I’m not sure how one would objectively determine which of those paintings took more skill. I’m not sure that’s something that can be objectively determined. When you’re talking about the great artists, “skill” becomes a meaningless yardstick. Who was more skilled: Leonardo, or Michelangelo, and how do you support your position objectively? And is it more impressive to be naturally good at something, or to work hard to achieve success? Picasso was a genius. He worked extremely hard at his art, but he also was, through his natural talents, starting the race five or six laps ahead of the rest of the pack. Here’s an early Picasso work, First Communion. He was fourteen when he painted it. I’m not sure how long it took him to complete, exactly, but he began sometime in 1895, and finished in 1896, so no more than a year, at most. Now, if I dedicated myself to reproducing this painting, I might, after several years of effort, be able to create a reasonable facsimile. But it would take me an enormously larger amount of time and effort to create that work as an adult, than it took Picasso to do as a boy. So, under your definition, which painting is more valuable? Picasso, certainly, was more innately skilled. But I put a lot more effort into mine. Which is the more impressive achievement? And is the determination of value between effort and natural skill still an objective consideration, or a subjective one?

Also, I’m kind of amused that your answer here circles back around to one of the most common complaints about modern art: that you need to be an art major to properly appreciate it. I don’t know that you’ve specifically voiced that concern, so I don’t know if this counts as irony or not, but it is interesting that, in order to judge the relative qualities of those two paintings, you would have to engage in significantly deeper study of the works than is generally necessary to appreciate even the most abstract and abstruse modern works.

Exactly. Quoting Wolfgang Iser, another of my favorites on this topic:

“First, in discovering the hidden meaning, the critic has, as it were, solved a puzzle, and there is nothing left for him to do but to congratulate himself on this achievement. After all, what can one do with a meaning that has been formulated and put on display, having been stripped of all its mystery? So long as it WAS a mystery, one could search for it, but now there is nothing to arouse interest except for the skill of the searcher.”

And I have the exact opposite viewpoint. Glad we cleared that up.

Skill and effort are both measurable ‘value added’. As to which one you value more - well, that’d be back in the realm of subjectivity. Objectively, they’re apples and oranges.

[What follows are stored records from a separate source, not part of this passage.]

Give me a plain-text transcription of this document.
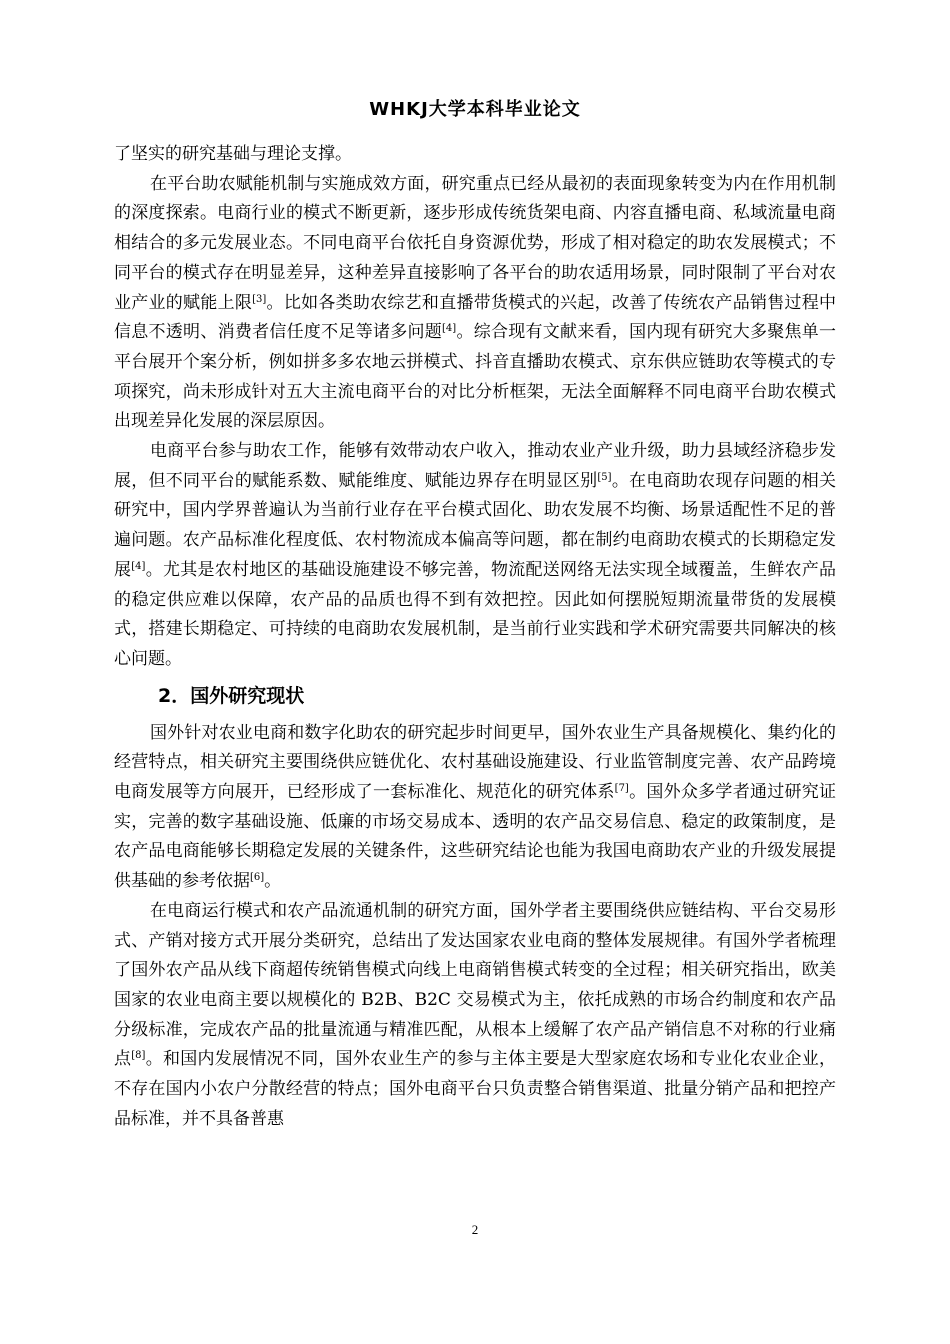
WHKJ大学本科毕业论文

了坚实的研究基础与理论支撑。

在平台助农赋能机制与实施成效方面，研究重点已经从最初的表面现象转变为内在作用机制的深度探索。电商行业的模式不断更新，逐步形成传统货架电商、内容直播电商、私域流量电商相结合的多元发展业态。不同电商平台依托自身资源优势，形成了相对稳定的助农发展模式；不同平台的模式存在明显差异，这种差异直接影响了各平台的助农适用场景，同时限制了平台对农业产业的赋能上限[3]。比如各类助农综艺和直播带货模式的兴起，改善了传统农产品销售过程中信息不透明、消费者信任度不足等诸多问题[4]。综合现有文献来看，国内现有研究大多聚焦单一平台展开个案分析，例如拼多多农地云拼模式、抖音直播助农模式、京东供应链助农等模式的专项探究，尚未形成针对五大主流电商平台的对比分析框架，无法全面解释不同电商平台助农模式出现差异化发展的深层原因。

电商平台参与助农工作，能够有效带动农户收入，推动农业产业升级，助力县域经济稳步发展，但不同平台的赋能系数、赋能维度、赋能边界存在明显区别[5]。在电商助农现存问题的相关研究中，国内学界普遍认为当前行业存在平台模式固化、助农发展不均衡、场景适配性不足的普遍问题。农产品标准化程度低、农村物流成本偏高等问题，都在制约电商助农模式的长期稳定发展[4]。尤其是农村地区的基础设施建设不够完善，物流配送网络无法实现全域覆盖，生鲜农产品的稳定供应难以保障，农产品的品质也得不到有效把控。因此如何摆脱短期流量带货的发展模式，搭建长期稳定、可持续的电商助农发展机制，是当前行业实践和学术研究需要共同解决的核心问题。

2．国外研究现状

国外针对农业电商和数字化助农的研究起步时间更早，国外农业生产具备规模化、集约化的经营特点，相关研究主要围绕供应链优化、农村基础设施建设、行业监管制度完善、农产品跨境电商发展等方向展开，已经形成了一套标准化、规范化的研究体系[7]。国外众多学者通过研究证实，完善的数字基础设施、低廉的市场交易成本、透明的农产品交易信息、稳定的政策制度，是农产品电商能够长期稳定发展的关键条件，这些研究结论也能为我国电商助农产业的升级发展提供基础的参考依据[6]。

在电商运行模式和农产品流通机制的研究方面，国外学者主要围绕供应链结构、平台交易形式、产销对接方式开展分类研究，总结出了发达国家农业电商的整体发展规律。有国外学者梳理了国外农产品从线下商超传统销售模式向线上电商销售模式转变的全过程；相关研究指出，欧美国家的农业电商主要以规模化的 B2B、B2C 交易模式为主，依托成熟的市场合约制度和农产品分级标准，完成农产品的批量流通与精准匹配，从根本上缓解了农产品产销信息不对称的行业痛点[8]。和国内发展情况不同，国外农业生产的参与主体主要是大型家庭农场和专业化农业企业，不存在国内小农户分散经营的特点；国外电商平台只负责整合销售渠道、批量分销产品和把控产品标准，并不具备普惠

2
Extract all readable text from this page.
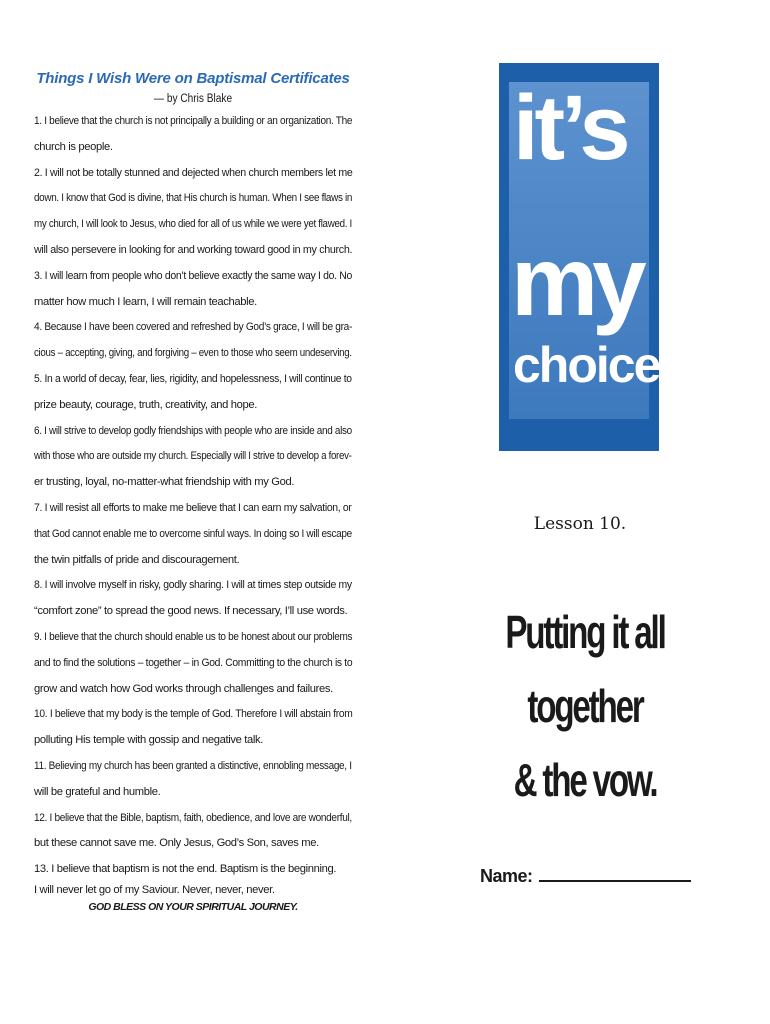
Things I Wish Were on Baptismal Certificates

— by Chris Blake

1. I believe that the church is not principally a building or an organization. The

church is people.

2. I will not be totally stunned and dejected when church members let me

down. I know that God is divine, that His church is human. When I see flaws in

my church, I will look to Jesus, who died for all of us while we were yet flawed. I

will also persevere in looking for and working toward good in my church.

3. I will learn from people who don’t believe exactly the same way I do. No

matter how much I learn, I will remain teachable.

4. Because I have been covered and refreshed by God’s grace, I will be gra-

cious – accepting, giving, and forgiving – even to those who seem undeserving.

5. In a world of decay, fear, lies, rigidity, and hopelessness, I will continue to

prize beauty, courage, truth, creativity, and hope.

6. I will strive to develop godly friendships with people who are inside and also

with those who are outside my church. Especially will I strive to develop a forev-

er trusting, loyal, no-matter-what friendship with my God.

7. I will resist all efforts to make me believe that I can earn my salvation, or

that God cannot enable me to overcome sinful ways. In doing so I will escape

the twin pitfalls of pride and discouragement.

8. I will involve myself in risky, godly sharing. I will at times step outside my

“comfort zone” to spread the good news. If necessary, I’ll use words.

9. I believe that the church should enable us to be honest about our problems

and to find the solutions – together – in God. Committing to the church is to

grow and watch how God works through challenges and failures.

10. I believe that my body is the temple of God. Therefore I will abstain from

polluting His temple with gossip and negative talk.

11. Believing my church has been granted a distinctive, ennobling message, I

will be grateful and humble.

12. I believe that the Bible, baptism, faith, obedience, and love are wonderful,

but these cannot save me. Only Jesus, God’s Son, saves me.

13. I believe that baptism is not the end. Baptism is the beginning.

I will never let go of my Saviour. Never, never, never.

GOD BLESS ON YOUR SPIRITUAL JOURNEY.

it’s

my

choice

Lesson 10.

Putting it all together
& the vow.

Name:
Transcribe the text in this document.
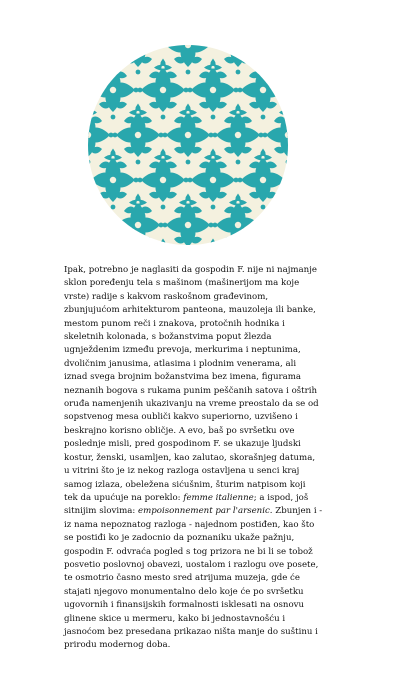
Ipak, potrebno je naglasiti da gospodin F. nije ni najmanje
sklon poređenju tela s mašinom (mašinerijom ma koje
vrste) radije s kakvom raskošnom građevinom,
zbunjujućom arhitekturom panteona, mauzoleja ili banke,
mestom punom reči i znakova, protočnih hodnika i
skeletnih kolonada, s božanstvima poput žlezda
ugnježdenim između prevoja, merkurima i neptunima,
dvoličnim janusima, atlasima i plodnim venerama, ali
iznad svega brojnim božanstvima bez imena, figurama
neznanih bogova s rukama punim peščanih satova i oštrih
oruđa namenjenih ukazivanju na vreme preostalo da se od
sopstvenog mesa oubliči kakvo superiorno, uzvišeno i
beskrajno korisno obličje. A evo, baš po svršetku ove
poslednje misli, pred gospodinom F. se ukazuje ljudski
kostur, ženski, usamljen, kao zalutao, skorašnjeg datuma,
u vitrini što je iz nekog razloga ostavljena u senci kraj
samog izlaza, obeležena sićušnim, šturim natpisom koji
tek da upućuje na poreklo: femme italienne; a ispod, još
sitnijim slovima: empoisonnement par l'arsenic. Zbunjen i -
iz nama nepoznatog razloga - najednom postiđen, kao što
se postiđi ko je zadocnio da poznaniku ukaže pažnju,
gospodin F. odvraća pogled s tog prizora ne bi li se tobož
posvetio poslovnoj obavezi, uostalom i razlogu ove posete,
te osmotrio časno mesto sred atrijuma muzeja, gde će
stajati njegovo monumentalno delo koje će po svršetku
ugovornih i finansijskih formalnosti isklesati na osnovu
glinene skice u mermeru, kako bi jednostavnošću i
jasnoćom bez presedana prikazao ništa manje do suštinu i
prirodu modernog doba.
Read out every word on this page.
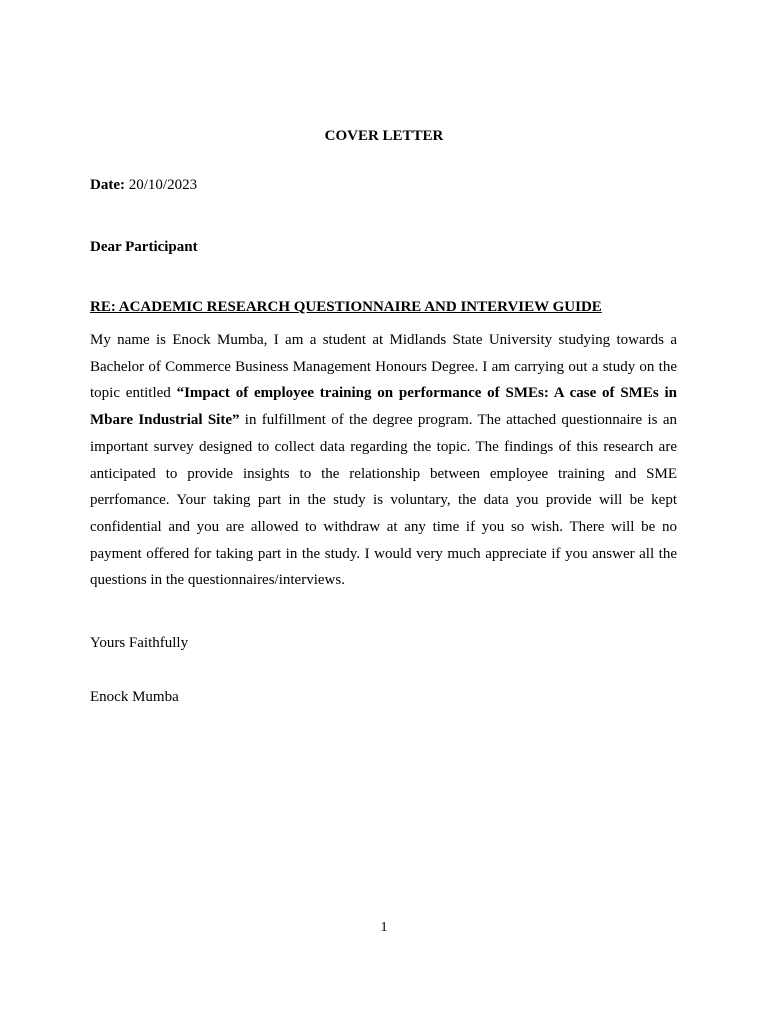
COVER LETTER
Date: 20/10/2023
Dear Participant
RE: ACADEMIC RESEARCH QUESTIONNAIRE AND INTERVIEW GUIDE

My name is Enock Mumba, I am a student at Midlands State University studying towards a Bachelor of Commerce Business Management Honours Degree. I am carrying out a study on the topic entitled “Impact of employee training on performance of SMEs: A case of SMEs in Mbare Industrial Site” in fulfillment of the degree program. The attached questionnaire is an important survey designed to collect data regarding the topic. The findings of this research are anticipated to provide insights to the relationship between employee training and SME perrfomance. Your taking part in the study is voluntary, the data you provide will be kept confidential and you are allowed to withdraw at any time if you so wish. There will be no payment offered for taking part in the study. I would very much appreciate if you answer all the questions in the questionnaires/interviews.

Yours Faithfully
Enock Mumba
1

I generally taken it as a given that, in any discussion about art or popular media, you and I are going to have opposite viewpoints.

Definitionally, they’re apples and oranges. Objectively, I’m not sure how one would determine the difference between the two when assessing a particular work of art or body of work by a particular artist.

It’s obviously easier if you have access to the artist - once they’re dead, the details are harder to substantiate. The time it takes to do the painting in man-hours would correspond to effort in most cases. The skill of a painting would be more evident in the precision of the brushstrokes, though it might actually inversely correspond to the time it took to do. A painter with more skill could often achieve results more quickly.

Personally, I favor skill over effort, but don’t entirely discount effort.